There is a growing interest in the use of fuzzy intervals in many engineering applications. However, a direct implementation of Zadeh's extension principle, which forms the basis for computing with fuzzy intervals, is still computationally too demanding for practical use. In the case of a continuous function and fuzzy intervals that describe non-interactive variables as inputs, the output is a fuzzy interval as well and can be determined for each α-cut separately. The problem, thus, reduces to finding the endpoints of these α-cuts, which amounts to a number of interwoven optimization problems. In the case of a non-monotone continuous function, however, these optimization problems are non-trivial.
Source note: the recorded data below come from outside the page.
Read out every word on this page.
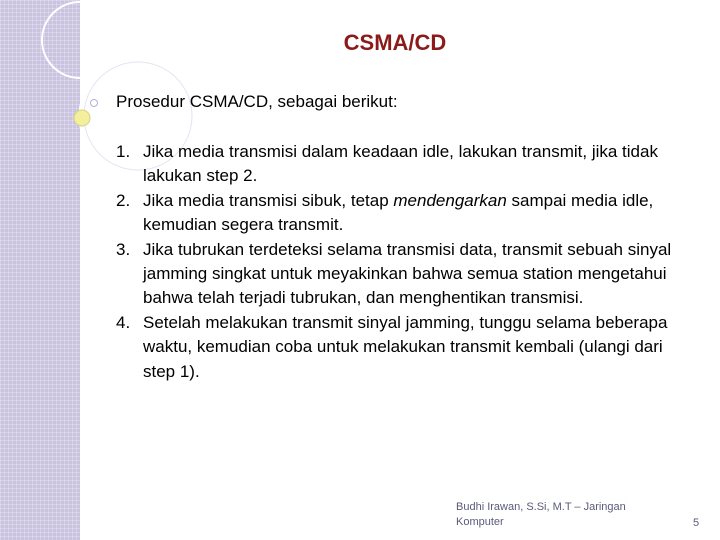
CSMA/CD
Prosedur CSMA/CD, sebagai berikut:
1. Jika media transmisi dalam keadaan idle, lakukan transmit, jika tidak lakukan step 2.
2. Jika media transmisi sibuk, tetap mendengarkan sampai media idle, kemudian segera transmit.
3. Jika tubrukan terdeteksi selama transmisi data, transmit sebuah sinyal jamming singkat untuk meyakinkan bahwa semua station mengetahui bahwa telah terjadi tubrukan, dan menghentikan transmisi.
4. Setelah melakukan transmit sinyal jamming, tunggu selama beberapa waktu, kemudian coba untuk melakukan transmit kembali (ulangi dari step 1).
Budhi Irawan, S.Si, M.T – Jaringan Komputer	5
In this paper, different optimization algorithms are applied for that purpose: Gradient Descent based on Sequential Quadratic Programming, Simplex-Simulated Annealing, Particle Swarm Optimization, and Particle Swarm Optimization combined with Gradient Descent. In addition, two approaches are followed to determine a suitable number of α-cuts: either a fixed, predetermined number is used, or an initially (very) small number is chosen that is subsequently increased according to a linearity criterion. Both a non-parallel and a parallel implementation are designed. The parallel version is restricted to work with Particle Swarm Optimization and employs communication to optimize its (internal) performance by exploiting the dependence between the various optimization problems. Different configurations are evaluated on a set of benchmark functions in terms of the mean area under the output fuzzy interval and the number of function evaluations. Particle Swarm Optimization combined with Gradient Descent starting from a small number of α-cuts leads to the most accurate fuzzy intervals at the cost of a relatively large number of function evaluations.